Tarantulas molt occasionally. Mature females do this roughly once a year, immatures do so more frequently. They will stop feeding for awhile beforehand, and the abdomen may look shiny and dark, especially if the spider has developed a bald spot on the abdomen. When a tarantula is preparing to molt, it will flip over on its back or side. It is extremely rare for a tarantula to do this for any other reason. Dying spiders generally curl up their legs under them. When your spider flips on its back, do not touch it. It's not a bad idea to mist the surrounding substrate and the spider's legs and cepahlothorax, but don't get water near the booklung openings. Molting is fascinating to watch and usually takes a few hours at most. The spider will be extremely fragile after it molts and should not be disturbed in any way for at least a week, until its new exoskeleton hardens up.
If you wish to find out the sex of your spider, this can be done from the molt. Send it to the American Tarantula Society with your email address and we will be happy to do this for you and email you with the results.

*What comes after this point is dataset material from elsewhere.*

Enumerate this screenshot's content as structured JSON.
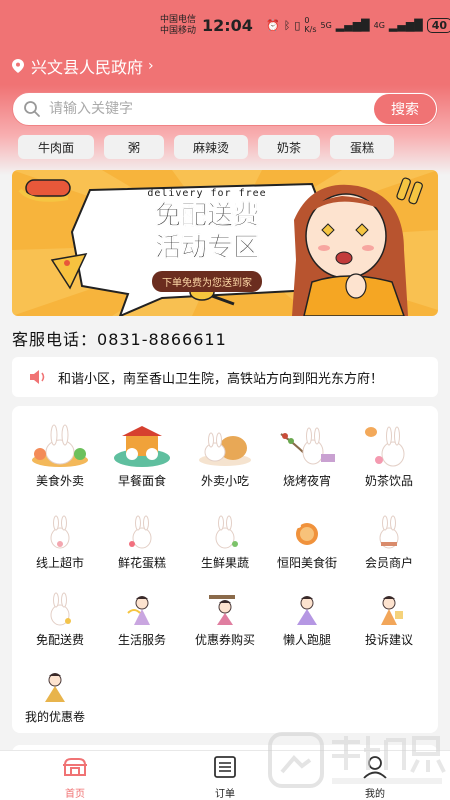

Tarantulas occasionally get injured, and molting as well is an especially hazardous time for them. The ATS Arthropod Medical Manual is available from us for $6 (additional postage internationally) and covers all that is known on how to prevent tarantula injuries, and how to treat them when they occur. The most common medical crises for tarantulas in captivity are injuries from falls and those resulting from the tarantula trying to molt when it is being kept either too dry or too wet. Injuries from falls can be prevented by designing the cage properly. Only arboreals can be safely kept in tall cages. Terrestrial (ground-dwelling, usually burrowing) tarantulas are often much more appreciative of deep soft substrate, in which some will be quite interested in constructing burrows. The space between the lid and the surface of the substrate need only be as long as the tarantula's legspan, or a little more. Terrestrial tarantulas are kept much more safely in cages that are not too tall.

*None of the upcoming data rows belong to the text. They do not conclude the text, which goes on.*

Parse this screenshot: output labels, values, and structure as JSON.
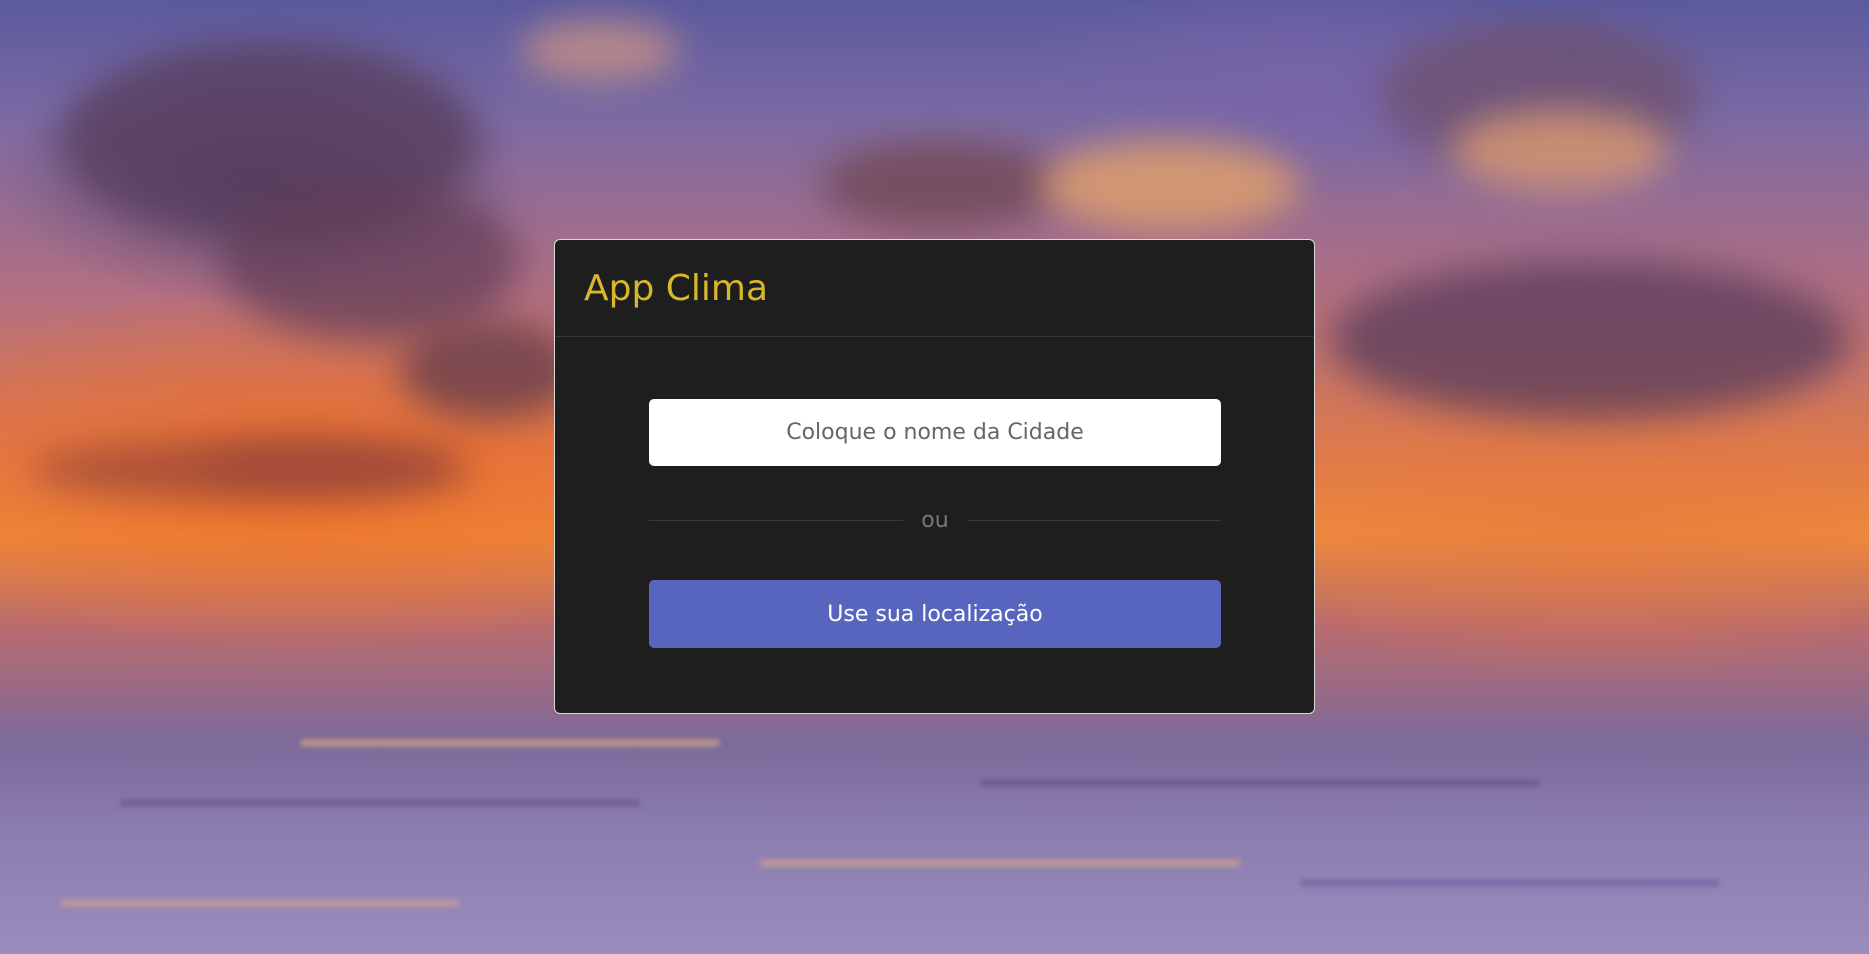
{
  "app": {
    "title": "App Clima"
  },
  "search": {
    "placeholder": "Coloque o nome da Cidade",
    "value": ""
  },
  "divider": {
    "label": "ou"
  },
  "actions": {
    "location_label": "Use sua localização"
  },
  "colors": {
    "card_background": "#1e1e1e",
    "title_accent": "#d8b72c",
    "button_accent": "#5865be",
    "input_background": "#ffffff"
  }
}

Molting problems include spiders not being able to get fully out of their molt, and this is usually due to their being kept in conditions that are too dry for them. Their need for moisture varies wildly among species. It is crucial to find out what species you have. Some species that prefer dryer conditions and are being kept too wet, may literally fall apart when they attempt to molt, legs falling off and the spider dying from bleeding to death and perhaps fungal or bacterial problems that led to their losing their appendages. This is quite different from a spider getting stuck in its molt and not being able to extricate its legs from the molt.